ONE YEAR AGO
• A bartender at a Red Deer restaurant fired a hole-in-one Monday during a charity golf tournament. Dustin Harper, employed at Original Joe’s Restaurant and Bar, won $10,000 for his ace on the 170-yard 12th hole, a par three. He is the second person that summer to win a $10,000–prize for scoring a hole-in-one at Spirit Creek Golf Course.
• After 15 years as the Wild Rose MP, Myron Thompson would soon hang up his cowboy hat. He has served with the Reform, Canadian Alliance and finally the Conservative Party. At each juncture, he had been known for speaking his mind.
It’s something his constituents appreciated, giving him 63 to 72 per cent of the vote during the last five elections.
FIVE YEARS AGO
• The 56-year-old man who sexually assaulted his daughter and niece and then asked four people to kill them so they couldn’t testify against him was jailed for 15 years. The accused, who cried at times during sentencing, represented himself after firing two previous lawyers.
• The Residential Society of Red Deer began repairing its third unit in the last 12 months to become a crack house. It cost about $2,000 to fix up the broken windows and holes in the walls.
10 YEARS AGO
• Computer programmer and Advocate columnist Adam Neiman was left in a coma after a savage beating on a downtown street. No one witnessed the attack, which took place shortly after midnight.
• An RCMP bomb squad was called in from Edmonton after a suspicious-looking package was left at the northside CIBC. Police evacuated more than 75 people from the surrounding area, and found a bomb that could have destroyed part of the bank.
25 YEARS AGO
• City auto dealer Kipp Scott wanted to provide passenger air service from Red Deer to Calgary and Edmonton Mr. Scott’s new company, Air Alberta Charters Inc. would apply to the Canadian Transport Commission to provide 24 flights weekly to the Calgary International Airport.
The plan, which had been studies for six months, later called for flights to the Edmonton Municipal Airport, Blaine Haug, manger and chief pilot of Air Alberta Charters Inc. said.
• It’s unlikely the city would have 60,476 residents by 1986, said city planner Vern Parker, however city planners were standing behind their predication of 100,000 by the year 2000.
The figures were contained in a city growth study begun in 1982 and were under discussion between city and county councils, Mr.

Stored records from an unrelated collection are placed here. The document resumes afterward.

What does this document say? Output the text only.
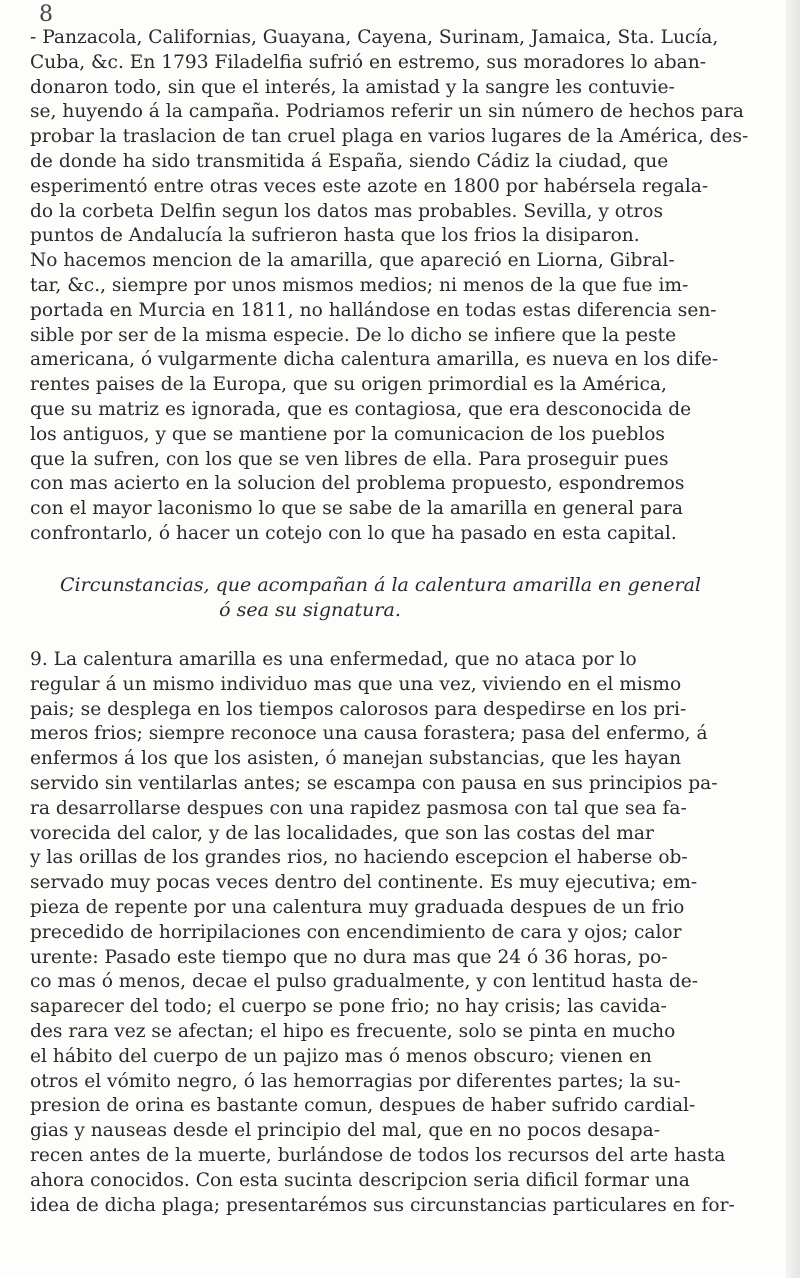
8
- Panzacola, Californias, Guayana, Cayena, Surinam, Jamaica, Sta. Lucía,
Cuba, &c. En 1793 Filadelfia sufrió en estremo, sus moradores lo aban-
donaron todo, sin que el interés, la amistad y la sangre les contuvie-
se, huyendo á la campaña. Podriamos referir un sin número de hechos para
probar la traslacion de tan cruel plaga en varios lugares de la América, des-
de donde ha sido transmitida á España, siendo Cádiz la ciudad, que
esperimentó entre otras veces este azote en 1800 por habérsela regala-
do la corbeta Delfin segun los datos mas probables. Sevilla, y otros
puntos de Andalucía la sufrieron hasta que los frios la disiparon.
No hacemos mencion de la amarilla, que apareció en Liorna, Gibral-
tar, &c., siempre por unos mismos medios; ni menos de la que fue im-
portada en Murcia en 1811, no hallándose en todas estas diferencia sen-
sible por ser de la misma especie. De lo dicho se infiere que la peste
americana, ó vulgarmente dicha calentura amarilla, es nueva en los dife-
rentes paises de la Europa, que su origen primordial es la América,
que su matriz es ignorada, que es contagiosa, que era desconocida de
los antiguos, y que se mantiene por la comunicacion de los pueblos
que la sufren, con los que se ven libres de ella. Para proseguir pues
con mas acierto en la solucion del problema propuesto, espondremos
con el mayor laconismo lo que se sabe de la amarilla en general para
confrontarlo, ó hacer un cotejo con lo que ha pasado en esta capital.
Circunstancias, que acompañan á la calentura amarilla en general
ó sea su signatura.
9. La calentura amarilla es una enfermedad, que no ataca por lo
regular á un mismo individuo mas que una vez, viviendo en el mismo
pais; se desplega en los tiempos calorosos para despedirse en los pri-
meros frios; siempre reconoce una causa forastera; pasa del enfermo, á
enfermos á los que los asisten, ó manejan substancias, que les hayan
servido sin ventilarlas antes; se escampa con pausa en sus principios pa-
ra desarrollarse despues con una rapidez pasmosa con tal que sea fa-
vorecida del calor, y de las localidades, que son las costas del mar
y las orillas de los grandes rios, no haciendo escepcion el haberse ob-
servado muy pocas veces dentro del continente. Es muy ejecutiva; em-
pieza de repente por una calentura muy graduada despues de un frio
precedido de horripilaciones con encendimiento de cara y ojos; calor
urente: Pasado este tiempo que no dura mas que 24 ó 36 horas, po-
co mas ó menos, decae el pulso gradualmente, y con lentitud hasta de-
saparecer del todo; el cuerpo se pone frio; no hay crisis; las cavida-
des rara vez se afectan; el hipo es frecuente, solo se pinta en mucho
el hábito del cuerpo de un pajizo mas ó menos obscuro; vienen en
otros el vómito negro, ó las hemorragias por diferentes partes; la su-
presion de orina es bastante comun, despues de haber sufrido cardial-
gias y nauseas desde el principio del mal, que en no pocos desapa-
recen antes de la muerte, burlándose de todos los recursos del arte hasta
ahora conocidos. Con esta sucinta descripcion seria dificil formar una
idea de dicha plaga; presentarémos sus circunstancias particulares en for-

Parker said.
Base work done in 1982 predicted a 1985 population of 60,476, which Mr. Parker said was unlikely.
50 YEARS AGO
• With four new service stations under construction, the four mile stretch of No. 2 Highway from the 2-11 junction to the Penhold cutoff, most of it Gaetz Ave., is rapidly becoming a regular “Gasoline Alley.” In addition, there is another service station going up at the east edge of the city and another one just south on the highway on the divided lane stretch. The new stations, all of which would be in operation shortly, would bring to more than 40 the number of gasoline outlets inside of four miles.
• A letter to the city council recommending the establishment of camping grounds in Red Deer was authorized by members of the Red Deer Recreation Commission.
It was pointed out that provisions for a city camping grounds had been suggested in the recreation commission survey made the previous year, but had not been acted on.
90 YEARS AGO
• Mr. Geo. H. Kent of Lacombe made a rather unfortunate bargain in buying some hay on the road allowance from his rural municipal council. He found two Czecho-slovaks, or Bohemians, L. Peterke and Mrs. Pescova, cutting the hay and went after them. As a result of the mixup, he was fined $1 and costs for assaulting Peterke and $5 and costs for jabbing a fork into Peterke’s horse. He mixed it up with Peterke after the court and a second summons for assault cost him $15 and costs.
The defendant claims that the plaintive wasn’t always as loyal to the British flag as they profess to be today and this had a good deal to do with the trouble.
100 YEARS AGO
• Farmers reported excellent crops in the Red Deer area; farmland was fetching $15 to $25 per acre.
• Telephones were available for rent from Western General Electric Company Ltd.
The cost for businesses was $25 per year or $15 for residences. Half of the yearly rent had to be paid in advance.